SOUTH LOOP — Work began this week on bike lane upgrades in the South Loop.
David Smith, the Chicago Dept. of Transportation’s bicycle and pedestrian programs planner, unveiled the latest plan for the bike lane overhaul Tuesday during a community meeting at Grace Episcopal Church, 637 South Dearborn.
The plans deviate slightly from the original proposal made by CDOT in 2016, but were a compromise that got neighbors, Ald. Sophia King (4th) and cyclists on board.
“The number of people who are biking on Harrison Street has quadrupled over the last seven years,” Smith told the crowd of 50 residents and business owners packed into the church’s community room. “Biking is growing incredibly fast throughout the city, but particularly Downtown and near Downtown, which makes sense because you have a lot of destinations that are within a mile or two.”
As it stands, the current layout on Polk Street between Plymouth and 9th Street has one concrete curb separation on Dearborn, but no protected bike lane. The revised plan will make several changes along Polk Street, which include a protected bike lane, a pedestrian curb extension, a concrete curb separation and a new pedestrian refuge island.
The new upgrades would allow for two-way bike traffic to flow between Dearborn and Plymouth, limiting the potential for collisions between cyclists and drivers.
On Harrison Street, the protected bike lanes will have concrete curbs added for extra safety while maintaining access to alleys, driveways, and streets. New wayfinding signage would also be added.
Work on Polk Street and Harrison Street upgrades started this week. Both should be completed by early June.
The bike lane upgrades are part of the Chicago Streets for Cycling Plan 2020, a 2011 initiative spearheaded by outgoing mayor Rahm Emanuel to implement and improve bicycling infrastructure in the city.
“We want the street to communicate to everybody where they should be, and how they can get around comfortably and safely,” Smith said.
Traffic in front of the Greyhound Station on Harrison would also improve with the installation of a curb along the eastbound lane, Smith said.
While some residents were still not 100 percent thrilled with the plan—including Ald. King—everyone agreed that having some safety measures was better than having nothing at all.
“This is a pretty good proposal. It could be better, in my opinion, but let’s see if it works. If not, we can go back to the drawing board,” King told residents shortly before concluding the meeting.
Victor Powell, who owns Powell Photography on South Plymouth, told Block Club Chicago that he’s seen his fair share of near-collisions over the last 20 years because of the lack of bike-friendly infrastructure.
“It’s not perfect, but it’s a start. Something is better than nothing,” said Powell, who added that he occasionally bikes around the area. “Drivers and bikers have to respect each other. Some light enforcement of the law will minimize issues.”

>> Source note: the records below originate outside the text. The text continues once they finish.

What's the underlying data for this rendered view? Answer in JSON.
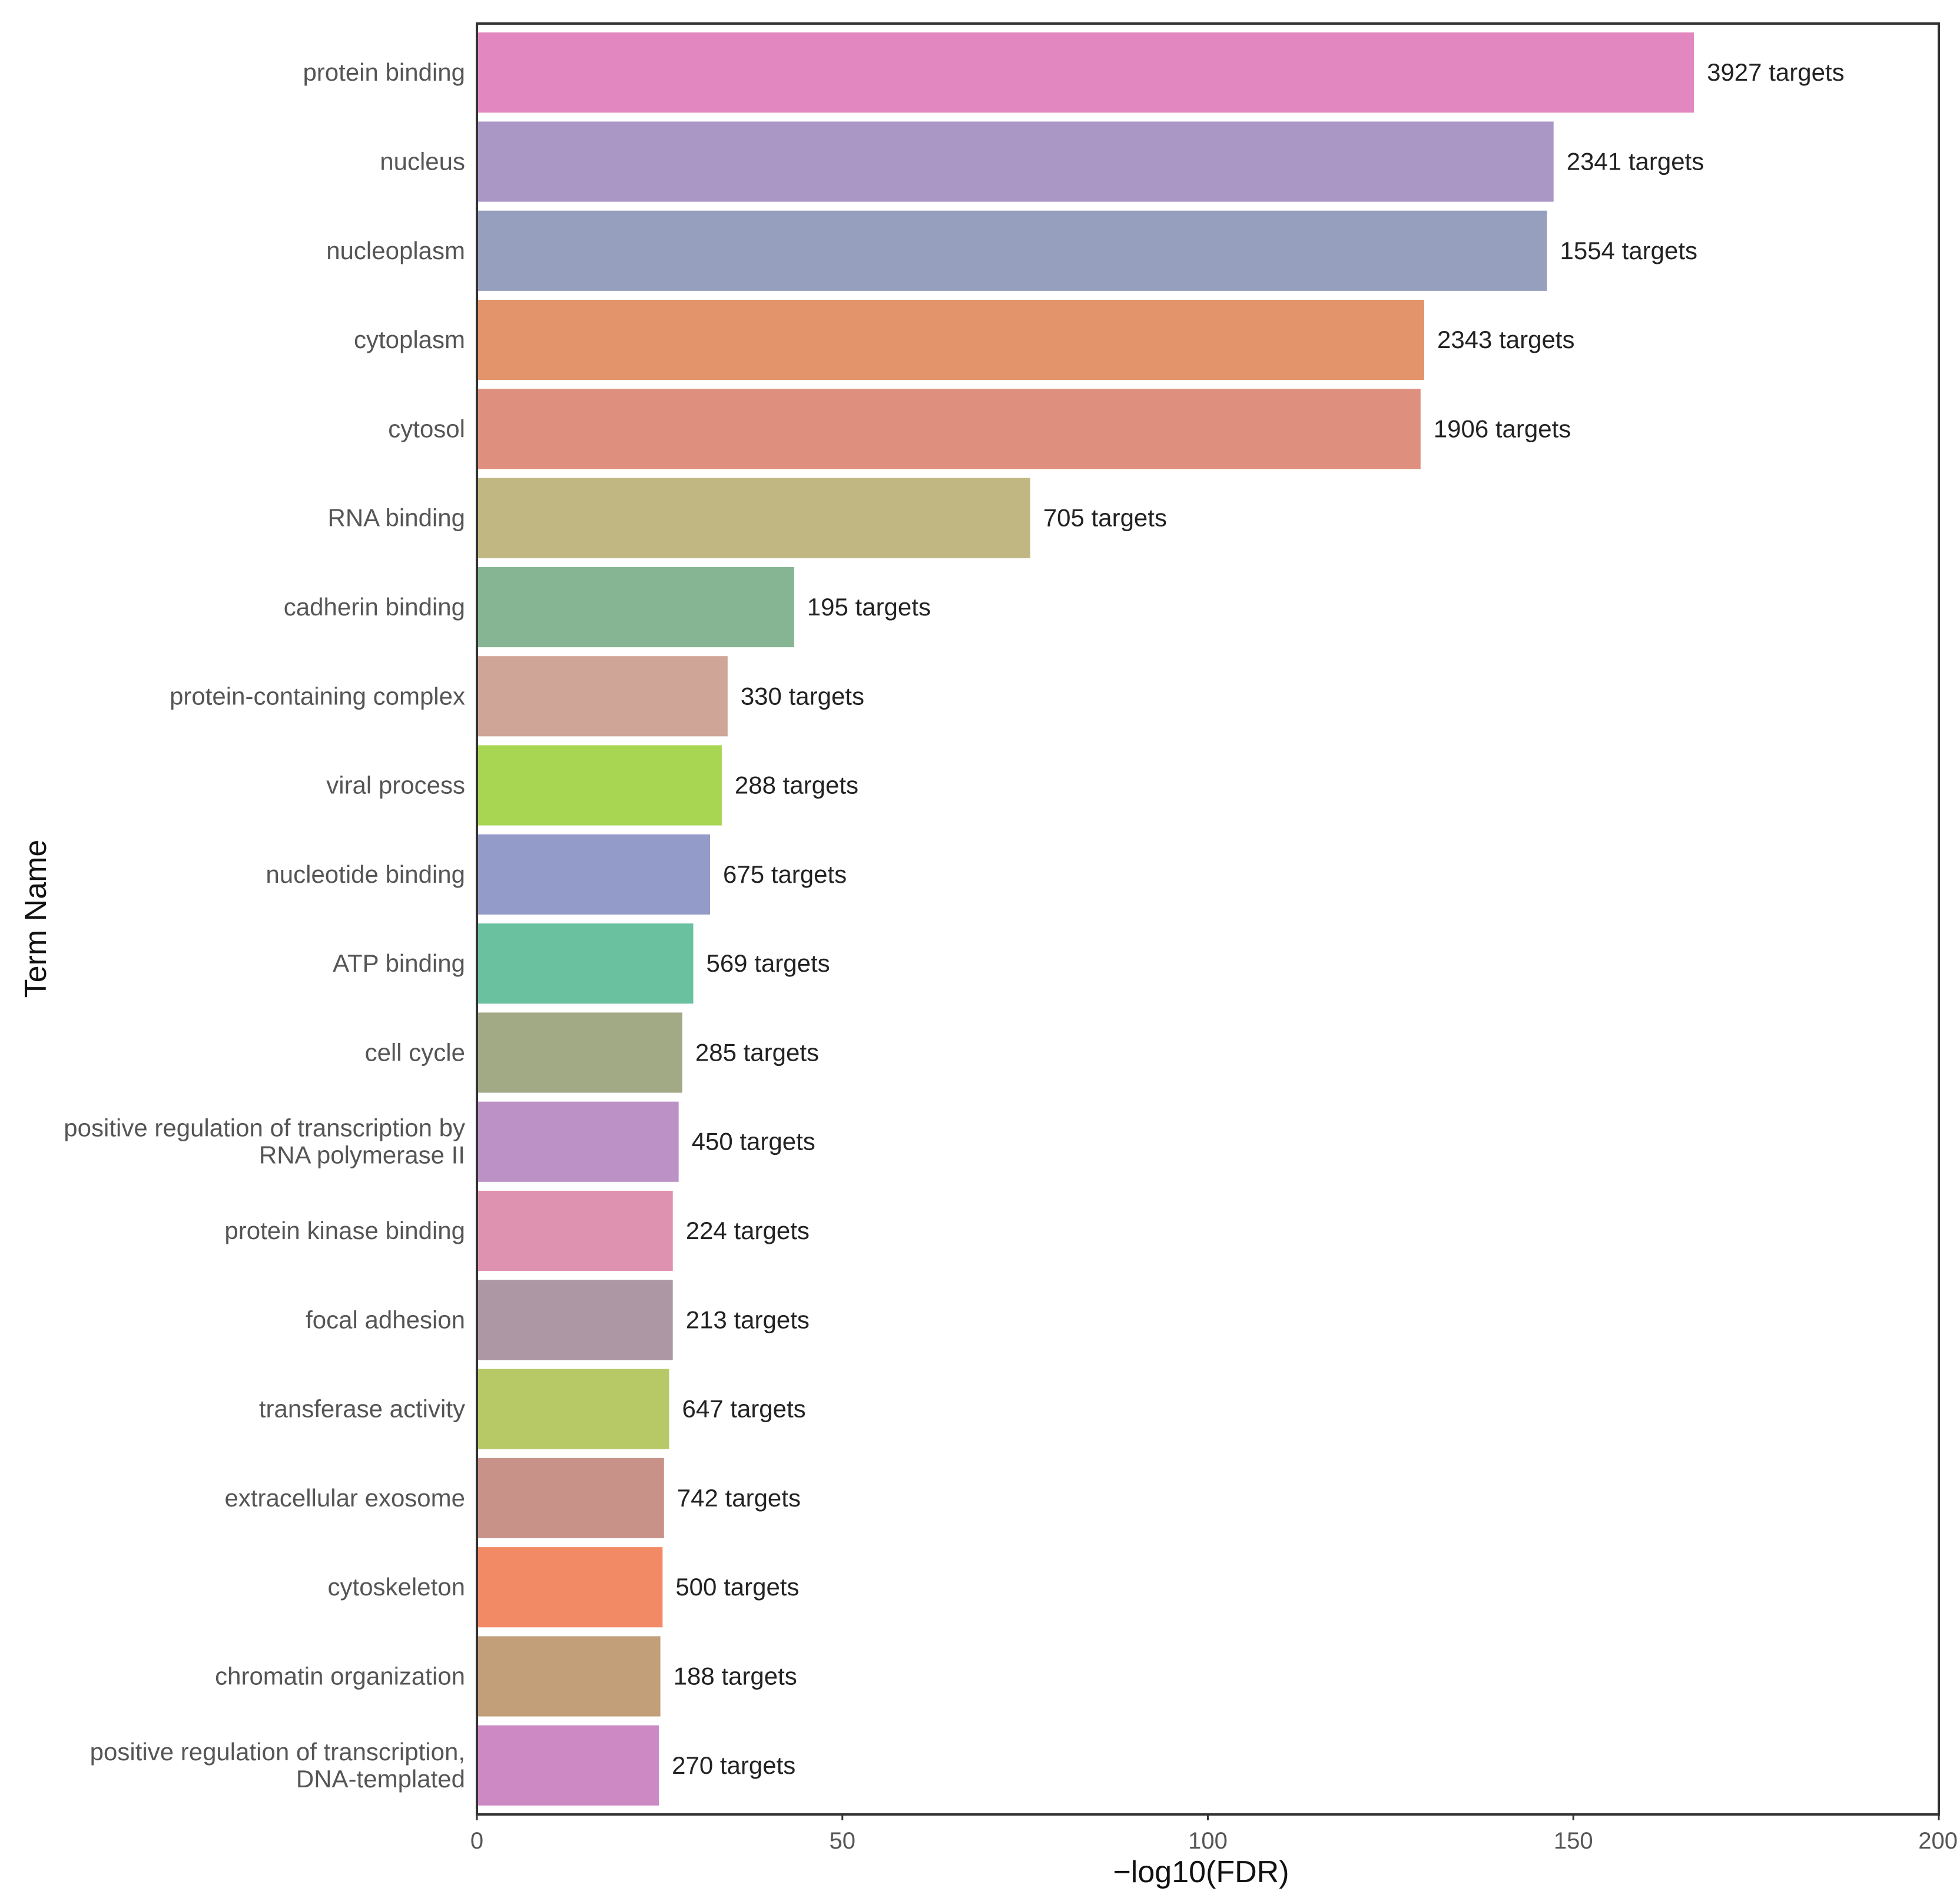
{
  "chart_data": {
    "type": "bar",
    "orientation": "horizontal",
    "xlabel": "−log10(FDR)",
    "ylabel": "Term Name",
    "xlim": [
      0,
      200
    ],
    "xticks": [
      "0",
      "50",
      "100",
      "150",
      "200"
    ],
    "grid": false,
    "legend": "none",
    "categories": [
      "protein binding",
      "nucleus",
      "nucleoplasm",
      "cytoplasm",
      "cytosol",
      "RNA binding",
      "cadherin binding",
      "protein-containing complex",
      "viral process",
      "nucleotide binding",
      "ATP binding",
      "cell cycle",
      "positive regulation of transcription by RNA polymerase II",
      "protein kinase binding",
      "focal adhesion",
      "transferase activity",
      "extracellular exosome",
      "cytoskeleton",
      "chromatin organization",
      "positive regulation of transcription, DNA-templated"
    ],
    "category_lines": [
      [
        "protein binding"
      ],
      [
        "nucleus"
      ],
      [
        "nucleoplasm"
      ],
      [
        "cytoplasm"
      ],
      [
        "cytosol"
      ],
      [
        "RNA binding"
      ],
      [
        "cadherin binding"
      ],
      [
        "protein-containing complex"
      ],
      [
        "viral process"
      ],
      [
        "nucleotide binding"
      ],
      [
        "ATP binding"
      ],
      [
        "cell cycle"
      ],
      [
        "positive regulation of transcription by",
        "RNA polymerase II"
      ],
      [
        "protein kinase binding"
      ],
      [
        "focal adhesion"
      ],
      [
        "transferase activity"
      ],
      [
        "extracellular exosome"
      ],
      [
        "cytoskeleton"
      ],
      [
        "chromatin organization"
      ],
      [
        "positive regulation of transcription,",
        "DNA-templated"
      ]
    ],
    "values": [
      166.5,
      147.3,
      146.4,
      129.6,
      129.1,
      75.7,
      43.4,
      34.3,
      33.5,
      31.9,
      29.6,
      28.1,
      27.6,
      26.8,
      26.8,
      26.3,
      25.6,
      25.4,
      25.1,
      24.9
    ],
    "value_labels": [
      "3927 targets",
      "2341 targets",
      "1554 targets",
      "2343 targets",
      "1906 targets",
      "705 targets",
      "195 targets",
      "330 targets",
      "288 targets",
      "675 targets",
      "569 targets",
      "285 targets",
      "450 targets",
      "224 targets",
      "213 targets",
      "647 targets",
      "742 targets",
      "500 targets",
      "188 targets",
      "270 targets"
    ],
    "colors": [
      "#e287bf",
      "#aa97c6",
      "#979fbf",
      "#e3946a",
      "#df8f7d",
      "#c1b782",
      "#85b593",
      "#cfa597",
      "#a8d653",
      "#939bc8",
      "#69c1a0",
      "#a2a985",
      "#bc91c6",
      "#df92b0",
      "#ae97a4",
      "#b7c867",
      "#c99289",
      "#f28a66",
      "#c29f78",
      "#cd89c4"
    ]
  }
}
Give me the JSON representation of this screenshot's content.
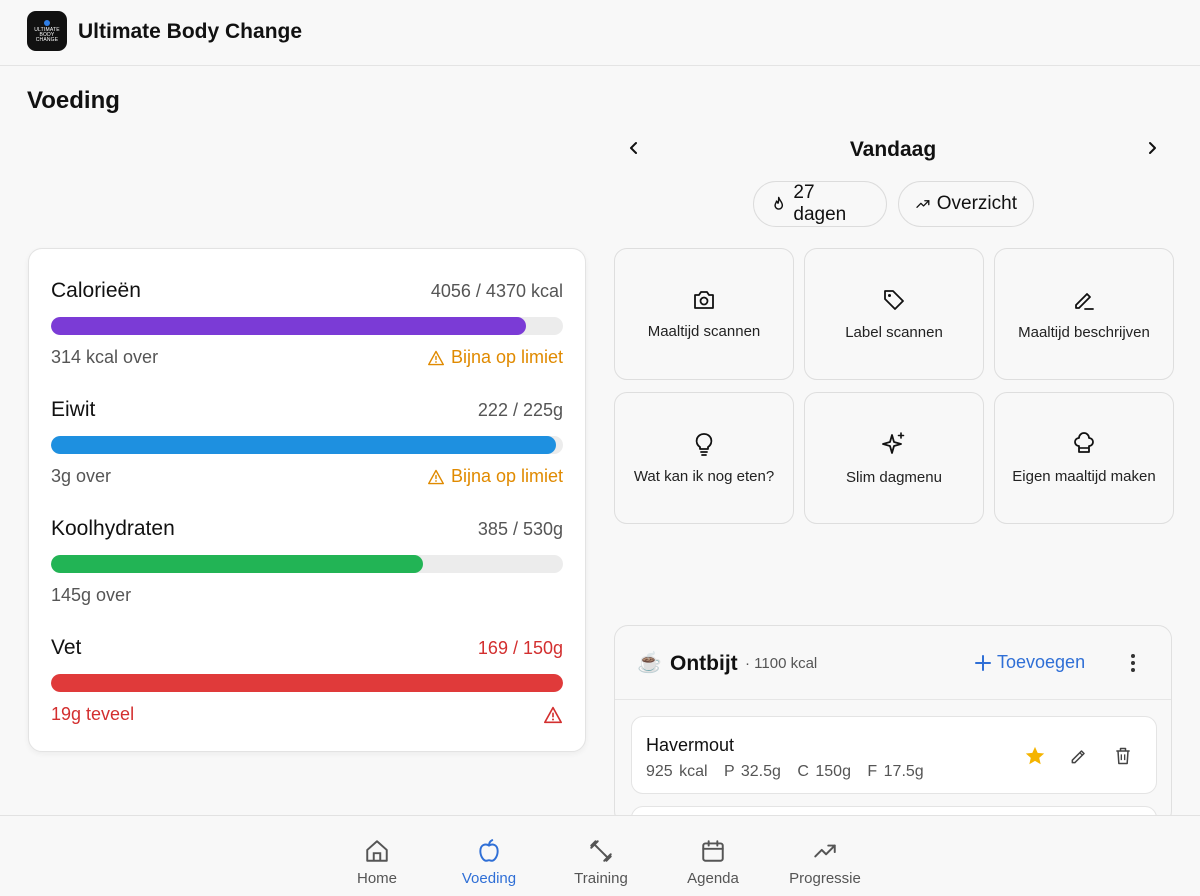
{
  "app": {
    "title": "Ultimate Body Change",
    "logo_text": [
      "ULTIMATE",
      "BODY",
      "CHANGE"
    ]
  },
  "page": {
    "title": "Voeding"
  },
  "date_nav": {
    "label": "Vandaag"
  },
  "chips": {
    "streak": "27 dagen",
    "overview": "Overzicht"
  },
  "macros": [
    {
      "name": "Calorieën",
      "value": "4056 / 4370 kcal",
      "remaining": "314 kcal over",
      "warning": "Bijna op limiet",
      "progress": 0.928,
      "color": "#7b3bd6",
      "over": false
    },
    {
      "name": "Eiwit",
      "value": "222 / 225g",
      "remaining": "3g over",
      "warning": "Bijna op limiet",
      "progress": 0.987,
      "color": "#1e90e0",
      "over": false
    },
    {
      "name": "Koolhydraten",
      "value": "385 / 530g",
      "remaining": "145g over",
      "warning": "",
      "progress": 0.726,
      "color": "#22b455",
      "over": false
    },
    {
      "name": "Vet",
      "value": "169 / 150g",
      "remaining": "19g teveel",
      "warning": "",
      "progress": 1.0,
      "color": "#e03a3a",
      "over": true
    }
  ],
  "actions": [
    {
      "label": "Maaltijd scannen",
      "icon": "camera-icon"
    },
    {
      "label": "Label scannen",
      "icon": "tag-icon"
    },
    {
      "label": "Maaltijd beschrijven",
      "icon": "pencil-icon"
    },
    {
      "label": "Wat kan ik nog eten?",
      "icon": "lightbulb-icon"
    },
    {
      "label": "Slim dagmenu",
      "icon": "sparkles-icon"
    },
    {
      "label": "Eigen maaltijd maken",
      "icon": "chef-hat-icon"
    }
  ],
  "meal": {
    "emoji": "☕",
    "name": "Ontbijt",
    "kcal": "· 1100 kcal",
    "add_label": "Toevoegen",
    "items": [
      {
        "name": "Havermout",
        "kcal": "925 kcal",
        "protein": "P 32.5g",
        "carbs": "C 150g",
        "fat": "F 17.5g",
        "favorite": true
      }
    ]
  },
  "bottom_nav": [
    {
      "label": "Home",
      "icon": "home-icon",
      "active": false
    },
    {
      "label": "Voeding",
      "icon": "apple-icon",
      "active": true
    },
    {
      "label": "Training",
      "icon": "dumbbell-icon",
      "active": false
    },
    {
      "label": "Agenda",
      "icon": "calendar-icon",
      "active": false
    },
    {
      "label": "Progressie",
      "icon": "trending-up-icon",
      "active": false
    }
  ],
  "colors": {
    "accent": "#2f6fd6",
    "warning": "#e08a00",
    "danger": "#d32f2f",
    "favorite": "#f5b400"
  }
}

Josh Ellis, a South Loop resident and board member of Greater South Loop Association, also supported the plan, though he preferred the one laid out by CDOT two years ago.
“The options for clearly delineating appropriate pathways for cyclist versus driver was stronger then. I’m concerned we watered down the proposal,” Ellis said. “If you want to make cycling and walking safe, you need clear delineation of appropriate space. The fact that there’s no striping down Plymouth and 9th is a shortcoming.”
The original proposal did call for new bike lanes on 9th from Dearborn to Michigan Avenue, but CDOT said ultimately the street wasn’t wide enough for a dedicated bike lane.
“If we’re serious about protecting cyclists, we need to figure out how they can go further south on Plymouth, and not have to go on State and Wabash for a longer distance,” Ellis said. “Maybe they can go down to 18th Street, where they can connect to another pathway. There are other options to keep working on in the future, but I’m glad we’re moving forward with something.”